Estrogen / Hormone Therapy (multiple brands)
It was one of first treatments for osteoporosis. It was widely used and showed effectiveness by increasing bone density at the spine and hip and by reducing hip, vertebral, and non-vertebral fractures. Estrogen / hormone therapy was also used to manage menopausal symptoms, and was widely used prior to the release of Women's Health Initiative (WHI) study findings in 2002. This trial found that estrogen / hormone therapy was effective at reducing hip fractures and preventing colon cancer, but that unexpectedly, women taking estrogen or estrogen plus progestin were found to have statistically significantly higher rates of cardiovascular disease, stroke, dementia, breast cancer, and other conditions that were studied. The investigators concluded that health risks associated with estrogen / hormone therapy outweighed the benefits (23). As a result of these findings, estrogen's status was changed by the FDA. It is currently approved for the prevention of osteoporosis in women who are also experiencing menopausal symptoms. In cases where women do not have such symptoms, they should use another agent for the prevention of osteoporosis.
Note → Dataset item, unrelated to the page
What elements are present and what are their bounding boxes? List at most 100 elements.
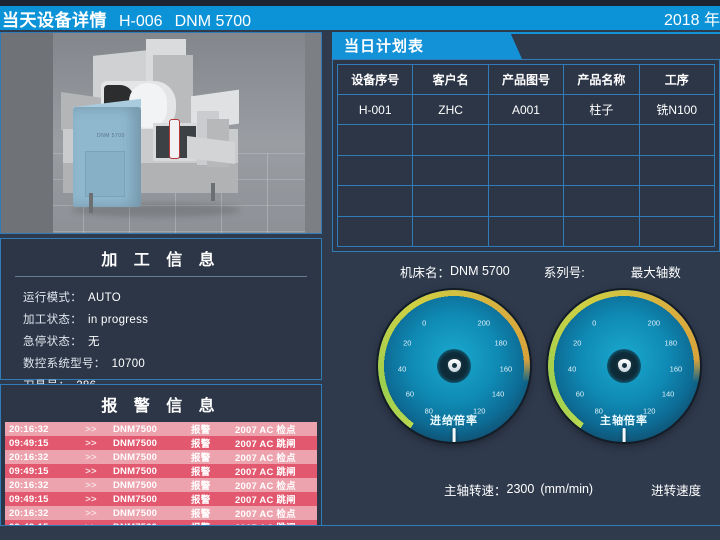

Contraindications are: undiagnosed abnormal genital bleeding; known, suspected, or history of cancer of the breast except in appropriately selected patients being treated for metastatic disease; known or suspected estrogen-dependent neoplasia; active deep vein thrombosis, pulmonary embolism, or a history of these conditions; active or recent (within the past year) arterial thromboembolic disease (for example, stroke, myocardial infarction); liver dysfunction or disease; known thrombophilic disorders (e.g. protein C, protein S, or antithrombin deficiency); known hypersensitivity to any of the ingredients in these products; and known or suspected pregnancy.